BOOKS: Animal Welfare

From ANIMAL PEOPLE, April 2001:
Animal Welfare by Colin Spedding
Earthscan (120 Pentonville Road, London N1 9JN, U.K.), 2000.
187 pages, paperback; £12.95.

Apparently authored as a text for courses in veterinary and agricultural ethics, Animal Welfare by Colin Spedding competes for market share with Veterinary Ethics, edited by Gilles Legood, published by Continuum and reviewed in
the November 2000 edition of ANIMAL PEOPLE. The books extensively overlap.

Spedding, says the back cover of Animal Welfare , “has worked in animal welfare for over 30 years, including 10 years as chair of the Farm Animal Welfare Council. He is emeritus professor at the University of Reading, and deputy chair of the People’s Dispensary for Sick Animals.”

This gives him a credible overview, but perhaps not in the same depth in all areas as the anthology contributors assembled by Legood.

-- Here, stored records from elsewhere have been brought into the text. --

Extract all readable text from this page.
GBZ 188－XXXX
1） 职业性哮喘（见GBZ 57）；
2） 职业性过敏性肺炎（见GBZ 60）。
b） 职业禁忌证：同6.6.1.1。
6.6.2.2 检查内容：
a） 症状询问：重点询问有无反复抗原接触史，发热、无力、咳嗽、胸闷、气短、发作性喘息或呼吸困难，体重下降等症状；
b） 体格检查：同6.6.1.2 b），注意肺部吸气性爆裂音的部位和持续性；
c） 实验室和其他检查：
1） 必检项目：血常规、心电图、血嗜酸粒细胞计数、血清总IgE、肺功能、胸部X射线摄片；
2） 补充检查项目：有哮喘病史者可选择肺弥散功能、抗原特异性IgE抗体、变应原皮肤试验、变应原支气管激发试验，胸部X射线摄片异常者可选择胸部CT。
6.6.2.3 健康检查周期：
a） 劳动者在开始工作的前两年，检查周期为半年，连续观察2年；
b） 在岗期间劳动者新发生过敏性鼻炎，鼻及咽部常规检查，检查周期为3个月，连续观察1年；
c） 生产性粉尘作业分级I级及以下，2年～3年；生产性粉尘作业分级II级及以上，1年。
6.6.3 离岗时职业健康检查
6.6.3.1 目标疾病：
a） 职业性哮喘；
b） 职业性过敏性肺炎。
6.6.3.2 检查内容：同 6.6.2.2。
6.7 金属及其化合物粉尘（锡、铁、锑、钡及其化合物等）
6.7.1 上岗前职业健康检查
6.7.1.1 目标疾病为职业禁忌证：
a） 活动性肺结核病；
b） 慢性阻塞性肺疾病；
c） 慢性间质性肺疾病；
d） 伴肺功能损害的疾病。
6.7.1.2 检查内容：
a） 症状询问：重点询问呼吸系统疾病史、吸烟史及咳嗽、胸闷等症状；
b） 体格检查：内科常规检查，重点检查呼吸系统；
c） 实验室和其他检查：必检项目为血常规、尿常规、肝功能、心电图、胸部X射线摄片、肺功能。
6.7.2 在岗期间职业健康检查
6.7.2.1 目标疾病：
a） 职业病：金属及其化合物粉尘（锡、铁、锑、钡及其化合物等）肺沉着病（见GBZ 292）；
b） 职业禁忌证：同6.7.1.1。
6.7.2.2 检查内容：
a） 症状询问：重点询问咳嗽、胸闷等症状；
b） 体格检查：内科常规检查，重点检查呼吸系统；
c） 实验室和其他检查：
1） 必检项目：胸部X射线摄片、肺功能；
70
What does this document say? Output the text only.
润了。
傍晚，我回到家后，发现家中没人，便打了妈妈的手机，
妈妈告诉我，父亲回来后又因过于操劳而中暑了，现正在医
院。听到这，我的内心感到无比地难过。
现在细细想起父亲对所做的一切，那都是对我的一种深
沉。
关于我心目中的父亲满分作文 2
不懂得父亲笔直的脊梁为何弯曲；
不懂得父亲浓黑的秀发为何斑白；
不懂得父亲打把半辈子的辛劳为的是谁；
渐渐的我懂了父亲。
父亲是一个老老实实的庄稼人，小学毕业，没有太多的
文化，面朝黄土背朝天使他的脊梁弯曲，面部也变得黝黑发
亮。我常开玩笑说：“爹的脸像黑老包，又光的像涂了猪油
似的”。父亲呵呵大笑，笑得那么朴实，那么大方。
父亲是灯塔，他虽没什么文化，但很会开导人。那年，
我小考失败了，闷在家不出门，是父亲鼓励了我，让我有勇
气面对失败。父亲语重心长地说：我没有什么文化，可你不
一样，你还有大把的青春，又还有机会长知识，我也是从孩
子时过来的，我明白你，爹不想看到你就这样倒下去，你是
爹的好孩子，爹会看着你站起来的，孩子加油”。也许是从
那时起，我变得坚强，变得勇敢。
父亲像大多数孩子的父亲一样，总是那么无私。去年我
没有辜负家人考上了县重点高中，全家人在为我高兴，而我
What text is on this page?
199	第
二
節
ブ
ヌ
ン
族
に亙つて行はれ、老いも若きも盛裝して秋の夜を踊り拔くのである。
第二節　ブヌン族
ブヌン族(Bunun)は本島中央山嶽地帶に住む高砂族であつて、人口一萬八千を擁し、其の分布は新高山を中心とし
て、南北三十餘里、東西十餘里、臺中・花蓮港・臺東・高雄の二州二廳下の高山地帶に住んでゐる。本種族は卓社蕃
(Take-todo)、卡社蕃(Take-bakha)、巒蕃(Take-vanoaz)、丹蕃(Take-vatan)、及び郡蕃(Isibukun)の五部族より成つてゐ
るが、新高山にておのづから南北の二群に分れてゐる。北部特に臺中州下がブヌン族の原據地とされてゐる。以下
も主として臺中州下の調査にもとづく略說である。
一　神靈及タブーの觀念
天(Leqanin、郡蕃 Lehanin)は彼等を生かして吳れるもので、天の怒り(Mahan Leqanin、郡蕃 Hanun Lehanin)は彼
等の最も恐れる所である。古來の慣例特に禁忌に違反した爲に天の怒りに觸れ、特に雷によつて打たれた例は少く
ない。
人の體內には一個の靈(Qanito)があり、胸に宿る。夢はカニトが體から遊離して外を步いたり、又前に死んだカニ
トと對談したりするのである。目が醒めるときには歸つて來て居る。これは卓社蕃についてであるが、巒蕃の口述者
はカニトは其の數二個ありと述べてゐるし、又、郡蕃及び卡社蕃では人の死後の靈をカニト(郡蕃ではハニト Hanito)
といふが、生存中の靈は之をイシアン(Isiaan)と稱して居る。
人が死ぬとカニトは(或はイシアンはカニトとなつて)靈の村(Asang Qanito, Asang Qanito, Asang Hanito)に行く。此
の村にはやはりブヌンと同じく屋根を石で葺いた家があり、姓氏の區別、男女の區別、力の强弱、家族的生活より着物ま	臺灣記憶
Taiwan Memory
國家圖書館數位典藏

And Spedding often mangles facts, to the detriment of his discussion. For example, Spedding describes the prolonged confinement of pregnant mares for the collection of their urine, the base material for
the estrogen supplement Premarin. But he identifies the substance collected, called PMU for short, with “pregnant mare’s serum,” which would be a blood product. Then Spedding asserts that this product is known by the abbreviation “PMS,” actually the abbreviation for one of the conditions that PMU is used to treat.

Earlier, Spedding says “some experts,” whom he does not identiy, claim that Americans abandon 50 million cats per year. This would require Americans to abandon, each year, as many cats as entered animal shelters back when
shelter entries peaked, plus the highest credible estimate ever produced of the total feral cat population, making an implicit assumption that no feral cat ever lives long enough to reproduce.

Estimating cat abandonment at such a high level would also require assuming that five out of six owned cats will be abandoned within one year. Spedding also seems skeptical of vegetarians, and favorable toward hunting. Yet Spedding repeats many times that whatever advantage humans get from causing an animal to suffer is irrelevant in considering the welfare of the animal. It is possible that many institutions which would reject Veterinary Ethics as “radical” (although it isn’t) may be willing to teach Animal Welfare, and that in such places it will do significant good.